Landowner was hospitalized on August 24, 1987, the date her property was sold at the tax sale. She was admitted August 10,1987, to a closed psychiatric unit because she was a suicidal risk and had major severe depression. She again received electro-convulsive therapy and drugs. She was discharged a little over a month later. Her physician during this hospitalization stated that during this time, she was "unable to manage her personal financial affairs."
Landowner's treating physician from 1987 through the time of trial diagnosed her as having major depression, passive-aggressive personality disorder, bipolar affective disorder, and Type II depression. He noted landowner was suicidal. He treated her with medication and electro-convulsive therapy.

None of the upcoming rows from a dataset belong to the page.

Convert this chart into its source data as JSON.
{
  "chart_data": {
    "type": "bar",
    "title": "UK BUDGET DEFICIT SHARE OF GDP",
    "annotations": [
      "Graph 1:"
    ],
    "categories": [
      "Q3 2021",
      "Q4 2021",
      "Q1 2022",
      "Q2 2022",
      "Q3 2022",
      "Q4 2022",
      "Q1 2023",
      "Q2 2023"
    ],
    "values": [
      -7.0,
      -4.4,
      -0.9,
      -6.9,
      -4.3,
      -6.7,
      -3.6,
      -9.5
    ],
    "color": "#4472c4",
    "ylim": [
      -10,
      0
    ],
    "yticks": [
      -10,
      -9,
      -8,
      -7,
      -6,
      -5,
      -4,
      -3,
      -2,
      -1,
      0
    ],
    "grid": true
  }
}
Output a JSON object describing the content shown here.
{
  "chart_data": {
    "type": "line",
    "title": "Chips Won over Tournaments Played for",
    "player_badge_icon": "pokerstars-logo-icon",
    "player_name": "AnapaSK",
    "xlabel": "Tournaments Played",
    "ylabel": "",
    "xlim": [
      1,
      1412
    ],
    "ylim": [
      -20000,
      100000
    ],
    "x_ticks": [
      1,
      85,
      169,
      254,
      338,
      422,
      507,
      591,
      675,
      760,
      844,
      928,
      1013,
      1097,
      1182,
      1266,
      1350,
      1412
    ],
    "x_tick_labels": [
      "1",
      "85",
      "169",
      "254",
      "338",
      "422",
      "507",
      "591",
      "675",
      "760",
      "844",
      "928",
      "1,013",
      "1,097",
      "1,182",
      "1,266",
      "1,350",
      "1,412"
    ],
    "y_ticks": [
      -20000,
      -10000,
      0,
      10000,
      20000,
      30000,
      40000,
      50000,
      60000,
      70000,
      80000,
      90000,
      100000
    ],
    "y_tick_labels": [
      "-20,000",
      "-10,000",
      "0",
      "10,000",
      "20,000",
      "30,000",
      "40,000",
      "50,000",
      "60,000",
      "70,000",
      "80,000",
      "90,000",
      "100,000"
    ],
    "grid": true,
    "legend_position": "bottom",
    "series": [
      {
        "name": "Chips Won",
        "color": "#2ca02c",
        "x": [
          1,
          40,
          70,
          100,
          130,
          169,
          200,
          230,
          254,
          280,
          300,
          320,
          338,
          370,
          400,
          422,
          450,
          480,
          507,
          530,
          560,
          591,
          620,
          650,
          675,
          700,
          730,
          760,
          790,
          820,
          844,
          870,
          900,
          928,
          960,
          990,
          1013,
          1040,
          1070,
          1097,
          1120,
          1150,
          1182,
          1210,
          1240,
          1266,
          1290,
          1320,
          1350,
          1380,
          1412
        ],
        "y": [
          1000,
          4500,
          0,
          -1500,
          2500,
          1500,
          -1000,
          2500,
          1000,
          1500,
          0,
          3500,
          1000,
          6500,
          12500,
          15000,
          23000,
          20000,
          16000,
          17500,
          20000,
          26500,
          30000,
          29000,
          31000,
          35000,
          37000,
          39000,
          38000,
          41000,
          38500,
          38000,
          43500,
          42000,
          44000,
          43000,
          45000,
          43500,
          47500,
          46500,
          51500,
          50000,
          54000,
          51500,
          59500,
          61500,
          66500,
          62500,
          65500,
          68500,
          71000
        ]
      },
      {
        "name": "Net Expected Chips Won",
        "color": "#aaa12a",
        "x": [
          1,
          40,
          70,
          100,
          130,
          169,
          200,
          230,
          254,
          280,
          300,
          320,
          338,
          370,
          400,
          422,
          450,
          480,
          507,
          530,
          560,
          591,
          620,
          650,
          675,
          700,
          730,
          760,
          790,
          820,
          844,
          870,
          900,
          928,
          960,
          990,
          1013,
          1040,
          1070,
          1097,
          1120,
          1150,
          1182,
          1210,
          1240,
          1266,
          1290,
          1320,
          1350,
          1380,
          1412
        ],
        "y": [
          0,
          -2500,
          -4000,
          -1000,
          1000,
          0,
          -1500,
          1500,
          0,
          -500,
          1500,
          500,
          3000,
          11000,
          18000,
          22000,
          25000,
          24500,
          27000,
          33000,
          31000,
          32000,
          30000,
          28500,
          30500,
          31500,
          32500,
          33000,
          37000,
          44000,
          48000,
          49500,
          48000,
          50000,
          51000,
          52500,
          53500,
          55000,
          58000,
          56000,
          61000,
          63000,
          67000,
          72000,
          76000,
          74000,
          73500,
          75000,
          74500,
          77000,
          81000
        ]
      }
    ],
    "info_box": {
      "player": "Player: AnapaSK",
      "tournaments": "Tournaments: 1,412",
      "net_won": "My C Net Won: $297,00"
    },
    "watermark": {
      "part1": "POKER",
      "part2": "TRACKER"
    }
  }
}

In addition to this medical evidence, other evidence disclosed she was unable to manage her financial affairs. She disregarded mail received at her house. Her utilities were turned off because of non-payment of bills. Various judgments were obtained against her for non-payment of her medical bills. The sewer district filed a lien against her property for non-payment of charges. She did not have either a checking or savings account. Finally, her brother's company, which was also her employer, paid her bills for her, deducting the payments from her salary.
Our review of the record indicates the evidence supports the trial court's findings. See Strauss v. Strauss, 755 S.W.2d 742, 743-44 (Mo.App.E.D.1988); Cannon v. Muller, 724 S.W.2d 321, 324 (Mo.App.W.D.1987). Point denied.
The trial court's judgment is affirmed.
CRANDALL, P.J., and PUDLOWSKI, J, concur.
All statutory references are to RSMo 1986.